Die jüngsten Ausschreitungen fingen am Abend des 7. Dezember am Shaftsbury Square in der Belfaster Innenstadt an. Dort kam es zu einer Straßenschlacht mit der Polizei, nachdem der Fahrer eines Kleintransporters an einer illegalen Straßensperre der Flaggen-Demonstranten vergeblich vorbeizufahren versuchte und daraufhin mit Steinen und Flaschen angegriffen wurde. Der Mob versuchte, den Kleintransporter zu kapern, wurde jedoch von der Polizei in letzter Sekunde daran gehindert. Bei den Rangeleien wurden zwei Polizisten verletzt. Sechs weitere Kollegen wurden bei ähnlich schweren Straßenkämpfen in protestantischen Vierteln Nordbelfasts um die Crumlin Road und die Ligoniell Road verletzt. Hier brannte auch mindestens ein Auto aus. Der PSNI mußte Wasserwerfer einsetzen. In der Nacht wurden weitere Proteste aus Bangor, Lisburn und anderen Teilen Nordirlands gemeldet.

Die meisten Demonstrationen fanden vor Büros der überkonfessionellen Alliance Party statt, welche die Gegner der neuen Flaggenregelung am Belfaster Rathaus bezichtigen, sich dort der angeblich anti-britischen Politik der relativen Mehrheit der katholisch-nationalistischen Fraktionen Sinn Féin und der Social Democratic Labour Party (SDLP) gebeugt zu haben. Ursprünglich wollten Sinn Féin und die SDLP das Hissen des Union Jacks gänzlich verbieten, hatten aber dafür keine absolute Mehrheit. Mit den Stimmen der Vertreter der Alliance Party haben sie am 4. Dezember jedoch ein Antrag durchbekommen, demzufolge die britische Staatsflagge nur an Feiertagen, also 17mal im Jahr, über der Kuppel des Wahrzeichens der Stadt am Fluß Lagen wehen darf.

Doch auch die Vertreter der beiden großen protestantischen Politikgruppierungen, der Democratic Unionist Party (DUP) und Ulster Unionist Party (UUP), welche die Flaggenproteste anfänglich schürten und darüber längst die Kontrolle verloren haben, stehen seitens des eigenen Fußvolkes in der Kritik. Ihnen wird vorgeworfen, die Teilabschaffung eines wichtigen Symbols britischer Herrschaft in Nordirland nicht verhindert zu haben. In Newtownabbey, am nordwestlichen Rande von Belfast, blockierten rund 40 vermummte Jugendliche den Eingang zum Gemeindezentrum, setzen zwei Autos auf dem Parkplatz in Brand und schlugen die Windschutzscheiben von anderen ein. Im historischen Gemeindezentrum Mossley Mill fanden an diesem Abend das Weihnachtessen des DUP-Bürgermeisters mit 200 Gästen und eine Abendgala mit 400 Gästen statt. Beide Veranstaltungen mußten wegen der Gewalttätigkeiten vor dem Gebäude abgebrochen werden.

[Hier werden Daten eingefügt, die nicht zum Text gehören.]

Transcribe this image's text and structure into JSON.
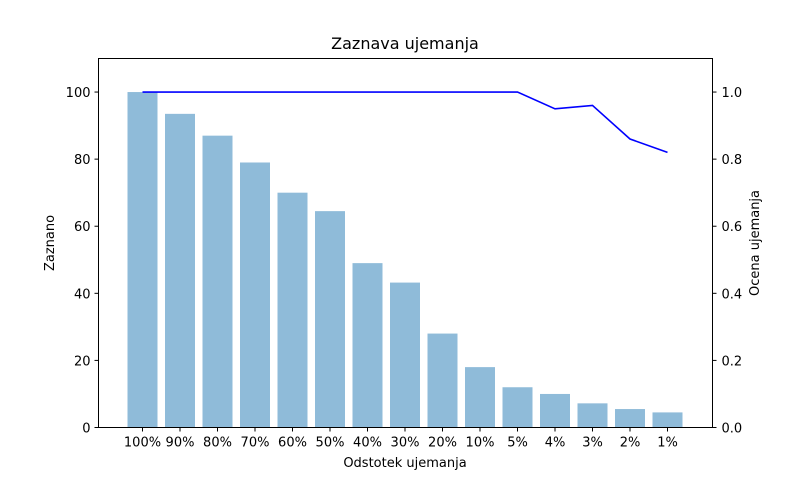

Als Paul Girvan, der örtliche DUP-Abgeordnete im nordirischen Regionalparlament, der am Essen des Bürgermeisters teilgenommen hatte, nach draußen ging und versuchte, die Randalierer zur Vernunft zu bringen, wurde selbst er zunächst mit Steinen beworfen.

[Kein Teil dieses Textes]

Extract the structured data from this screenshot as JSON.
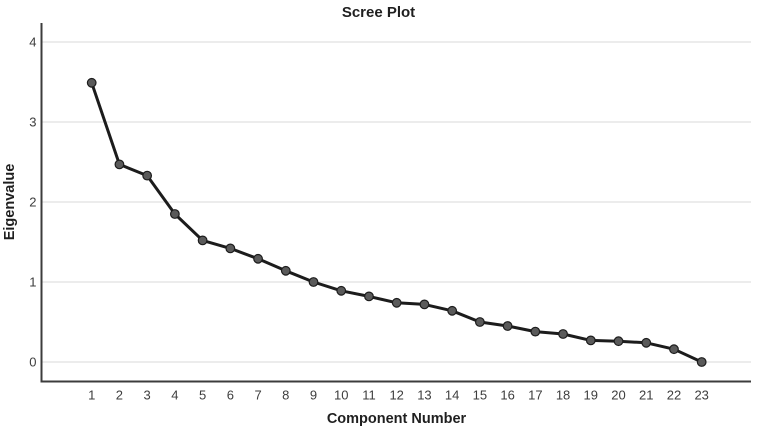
{
  "chart_data": {
    "type": "line",
    "title": "Scree Plot",
    "xlabel": "Component Number",
    "ylabel": "Eigenvalue",
    "x": [
      1,
      2,
      3,
      4,
      5,
      6,
      7,
      8,
      9,
      10,
      11,
      12,
      13,
      14,
      15,
      16,
      17,
      18,
      19,
      20,
      21,
      22,
      23
    ],
    "values": [
      3.49,
      2.47,
      2.33,
      1.85,
      1.52,
      1.42,
      1.29,
      1.14,
      1.0,
      0.89,
      0.82,
      0.74,
      0.72,
      0.64,
      0.5,
      0.45,
      0.38,
      0.35,
      0.27,
      0.26,
      0.24,
      0.16,
      0.0
    ],
    "yticks": [
      0,
      1,
      2,
      3,
      4
    ],
    "ylim": [
      0,
      4
    ],
    "grid": "horizontal",
    "legend": "none",
    "colors": {
      "line": "#1c1c1c",
      "marker_fill": "#5a5a5a",
      "marker_stroke": "#1c1c1c",
      "gridline": "#dadada",
      "axis": "#3c3c3c",
      "tick_text": "#3d3d3d",
      "background": "#ffffff"
    }
  }
}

Gegenüber der BBC hat Girvan später aufgrund der eigenen Beobachtungen die Einschätzung von PSNI-Chef Matt Baggott bestätigt, wonach loyalistische Paramilitärs die Anti-Flaggen-Proteste orchestrieren. "Egal, was andere sagen, in dieser Sache ist die paramilitärische Handschrift ganz klar erkennbar. Einige Leute, die mir wohl vertraut sind und Verbindung zur UVF [Ulster Volunteer Force - Anm. d. SB-Red.] haben, waren da." 2007 hatte die UVF ihren bewaffneten Kampf eigentlich für beendet erklärt. Bei einer Fortsetzung gar einer Eskalation der Anti-Flaggen-Demonstration befürchten Beobachter, daß es zum erneuten Krieg zwischen der UVF und jenen republikanischen Dissidentengruppen, die sich erst Ende November unter der Namen "Neue IRA" zusammengeschlossen haben, kommen könnte.